3 stars for this children’s book in diary format.
This children’s novel introduces us to Lottie Brooks, aged eleven and three quarters, who will start high school after the summer holidays. Lottie has started writing a diary in the hope it will be like having someone to talk to, as her best and only friend Molly has just emigrated to Australia. We meet Lottie’s family and pet hamsters, and learn about her fears and insecurities – about fitting in at high school, about making new friends, and about puberty which she both dreads happening and wishes would happen immediately.
The mistakes Lottie makes in her desire for friendship are clearly signalled: at high school, she goes against her instincts in an attempt to fit in with the fashionable, mean girls of the story, and she drops a real friend, but she manages to turn things around as she grows in understanding and confidence. The novel ends with Lottie recording in her diary the importance of being yourself rather than who you think others want you to be.
The self-deprecating wit of Lottie’s diary entries is complemented by humorous stick-figure cartoons running through the pages. Its themes are generally covered in sensible, helpful ways.

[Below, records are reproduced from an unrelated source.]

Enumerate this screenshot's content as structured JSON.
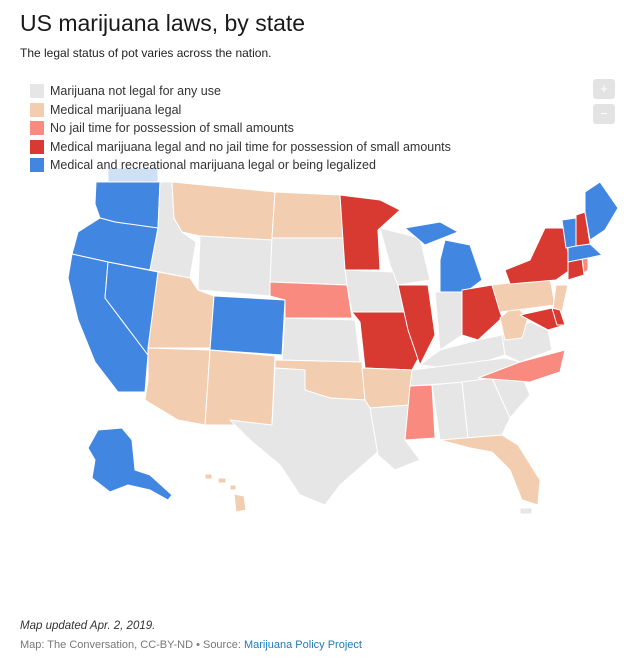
{
  "title": "US marijuana laws, by state",
  "subtitle": "The legal status of pot varies across the nation.",
  "legend": [
    {
      "label": "Marijuana not legal for any use",
      "color": "#e6e6e6"
    },
    {
      "label": "Medical marijuana legal",
      "color": "#f3cdb0"
    },
    {
      "label": "No jail time for possession of small amounts",
      "color": "#f98a7f"
    },
    {
      "label": "Medical marijuana legal and no jail time for possession of small amounts",
      "color": "#d83931"
    },
    {
      "label": "Medical and recreational marijuana legal or being legalized",
      "color": "#4186e0"
    }
  ],
  "zoom": {
    "in": "+",
    "out": "−"
  },
  "footer": {
    "updated": "Map updated Apr. 2, 2019.",
    "credit_prefix": "Map: The Conversation, CC-BY-ND • Source: ",
    "source_link": "Marijuana Policy Project"
  }
}
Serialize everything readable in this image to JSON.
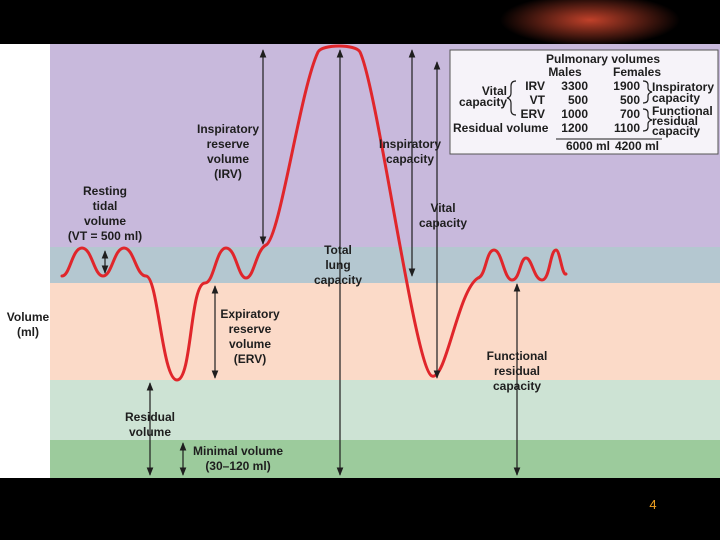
{
  "axis_label": [
    "Volume",
    "(ml)"
  ],
  "labels": {
    "resting_tidal_volume": [
      "Resting",
      "tidal",
      "volume",
      "(VT = 500 ml)"
    ],
    "inspiratory_reserve_volume": [
      "Inspiratory",
      "reserve",
      "volume",
      "(IRV)"
    ],
    "expiratory_reserve_volume": [
      "Expiratory",
      "reserve",
      "volume",
      "(ERV)"
    ],
    "residual_volume": [
      "Residual",
      "volume"
    ],
    "minimal_volume": [
      "Minimal volume",
      "(30–120 ml)"
    ],
    "total_lung_capacity": [
      "Total",
      "lung",
      "capacity"
    ],
    "inspiratory_capacity": [
      "Inspiratory",
      "capacity"
    ],
    "vital_capacity": [
      "Vital",
      "capacity"
    ],
    "functional_residual_capacity": [
      "Functional",
      "residual",
      "capacity"
    ]
  },
  "table": {
    "title": "Pulmonary volumes",
    "columns": [
      "Males",
      "Females"
    ],
    "rows": [
      {
        "label": "IRV",
        "values": [
          "3300",
          "1900"
        ]
      },
      {
        "label": "VT",
        "values": [
          "500",
          "500"
        ]
      },
      {
        "label": "ERV",
        "values": [
          "1000",
          "700"
        ]
      },
      {
        "label": "Residual volume",
        "values": [
          "1200",
          "1100"
        ]
      }
    ],
    "totals": [
      "6000 ml",
      "4200 ml"
    ],
    "groups": {
      "vital_capacity": [
        "Vital",
        "capacity"
      ],
      "inspiratory_capacity": [
        "Inspiratory",
        "capacity"
      ],
      "functional_residual_capacity": [
        "Functional",
        "residual",
        "capacity"
      ]
    }
  },
  "page_number": "4"
}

I really wanted to like this book but for me personally (as an adult, obviously not the demographic at which the book is aimed), it all felt a touch too workmanlike, lacking spark and authenticity.
Nevertheless, I can see that this novel would be a useful recommendation to girls nervous about starting secondary school, and I can imagine it being popular with those who have outgrown the Daisy Meadows fairy series.
Thank you to NetGalley and the publisher for allowing me to read this book in return for an honest review.